Déjà plus de six candidatures déclarées au PS pour la mairie de Marseille. Pour faire le tri, Terra Nova préconise une primaire afin de désigner le candidat socialiste de 2014.

Quel candidat PS pour 2014 ? Patrick Mennucci, Eugène Caselli, Samia Ghali, Hacen Boukhelifa… La liste est déjà longue et pourtant incomplète. Certains ne se sont pas encore exprimés. Parmi les déclarations encore attendues, on note celles de la ministre déléguée aux personnes handicapées et à la lutte contre l’exclusion, Marie-Arlette Carlotti, et celle de Jean-Noël Guérini. En cas de primaires ouvertes, s’ajouteront les noms d’Henri Jibrayel (EE-LV) et Jean-Luc Bennahmias (Modem). Tous se voient déjà khalife à la place du khalife. Néanmoins, la route est encore longue jusqu’à la mairie de Marseille et un seul parmi tous ces soupirants pourra prétendre à la place tant convoitée.

Un candidat pour le PS, c’est ce que préconise le rapport de Terra Nova publié le 30 janvier dernier, pour rassembler les forces. Et pour sélectionner le candidat, quoi de mieux selon le think tank que des primaires ouvertes pour les villes à enjeu comme Marseille, Paris, Montpellier et Bordeaux.

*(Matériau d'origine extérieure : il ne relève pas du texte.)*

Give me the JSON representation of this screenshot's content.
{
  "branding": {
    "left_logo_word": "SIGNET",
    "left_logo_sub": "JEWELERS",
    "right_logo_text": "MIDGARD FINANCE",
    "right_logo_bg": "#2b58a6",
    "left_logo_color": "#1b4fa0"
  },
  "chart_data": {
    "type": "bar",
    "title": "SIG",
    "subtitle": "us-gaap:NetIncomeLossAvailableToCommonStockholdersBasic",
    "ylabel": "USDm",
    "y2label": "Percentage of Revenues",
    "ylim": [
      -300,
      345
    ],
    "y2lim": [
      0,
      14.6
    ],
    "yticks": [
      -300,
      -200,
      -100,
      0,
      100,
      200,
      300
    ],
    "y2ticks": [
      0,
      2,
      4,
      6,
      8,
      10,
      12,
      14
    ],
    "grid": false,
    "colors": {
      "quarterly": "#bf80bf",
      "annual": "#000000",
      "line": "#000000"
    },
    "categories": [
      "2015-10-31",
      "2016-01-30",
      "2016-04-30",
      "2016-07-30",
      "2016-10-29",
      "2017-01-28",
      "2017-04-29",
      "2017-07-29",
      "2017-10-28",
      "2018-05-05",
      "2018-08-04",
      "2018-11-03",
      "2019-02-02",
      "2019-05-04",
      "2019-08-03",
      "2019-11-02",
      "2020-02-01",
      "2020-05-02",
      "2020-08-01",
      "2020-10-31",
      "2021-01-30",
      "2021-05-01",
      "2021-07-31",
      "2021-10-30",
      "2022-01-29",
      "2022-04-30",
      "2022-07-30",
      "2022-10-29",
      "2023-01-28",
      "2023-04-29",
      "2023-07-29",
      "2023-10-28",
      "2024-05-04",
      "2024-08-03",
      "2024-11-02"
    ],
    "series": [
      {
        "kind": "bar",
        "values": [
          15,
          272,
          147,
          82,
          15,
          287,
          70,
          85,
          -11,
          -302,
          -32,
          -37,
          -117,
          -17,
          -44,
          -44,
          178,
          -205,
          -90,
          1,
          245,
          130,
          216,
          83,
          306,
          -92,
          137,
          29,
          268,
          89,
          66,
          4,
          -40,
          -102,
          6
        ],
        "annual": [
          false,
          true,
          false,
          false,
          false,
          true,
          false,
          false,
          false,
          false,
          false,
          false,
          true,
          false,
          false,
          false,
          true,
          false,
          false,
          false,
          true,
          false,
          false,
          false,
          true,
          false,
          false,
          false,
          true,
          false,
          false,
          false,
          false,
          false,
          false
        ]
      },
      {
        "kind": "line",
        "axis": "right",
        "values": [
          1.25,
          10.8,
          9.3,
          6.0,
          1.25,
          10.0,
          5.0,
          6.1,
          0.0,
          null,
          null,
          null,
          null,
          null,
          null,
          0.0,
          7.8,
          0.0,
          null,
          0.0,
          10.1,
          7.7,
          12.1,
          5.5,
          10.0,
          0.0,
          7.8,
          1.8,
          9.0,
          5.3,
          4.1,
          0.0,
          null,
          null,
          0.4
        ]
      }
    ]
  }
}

Ce rapport, écrit par Jean-Philippe Thiellay et Mathias Fekl, se présente comme un guide pour les cadres du PS avec notamment un calendrier et des préconisations d’organisation. Pour Mathias Fekl, « les primaires permettent de canaliser les potentielles tensions. En offrant un cadre démocratique et juridique et une légitimité incontestable au vainqueur, elles autorisent une compétition organisée, encadrée et plus apaisée que les traditionnelles compétitions internes des partis politiques. »

Et le cas marseillais ne semble pas l’inquiéter : « Je ne doute pas de toute façon que l’objectif de tous les socialistes marseillais est de gagner en 2014 et qu’ils sauront se rassembler derrière la candidate ou le candidat désigné(e). »

« Organiser une primaire serait suicidaire »

Le principe d’organisation de primaires, la fédération des Bouches-du-Rhône l’a déjà validé lors de son congrès en septembre. Néanmoins, la décision définitive reviendra au bureau national du PS qui ne s’est pas encore exprimé. Une fois le projet entériné, la liste officielle des candidats serait présentée le 1er mars et les deux tours pourraient avoir lieu les 6 et 13 octobre prochain.

Certains sont déjà acquis à la cause comme Patrick Mennucci, mais d’autres sont plus critiques. C’est le cas entre autres du Mouvement des Jeunes Socialistes des Bouches-du-Rhône. Très sceptique, Anthony Krehmeier, porte-parole du MJS 13, explique : « Nous, ce que l’on veut, c’est la victoire de la gauche. Il ne faudrait pas que les primaires se transforment en ring de boxe. » Il s’inquiète des rapports « très difficiles » entre les hommes politiques marseillais et craint qu’ « organiser une primaire [soit] suicidaire ».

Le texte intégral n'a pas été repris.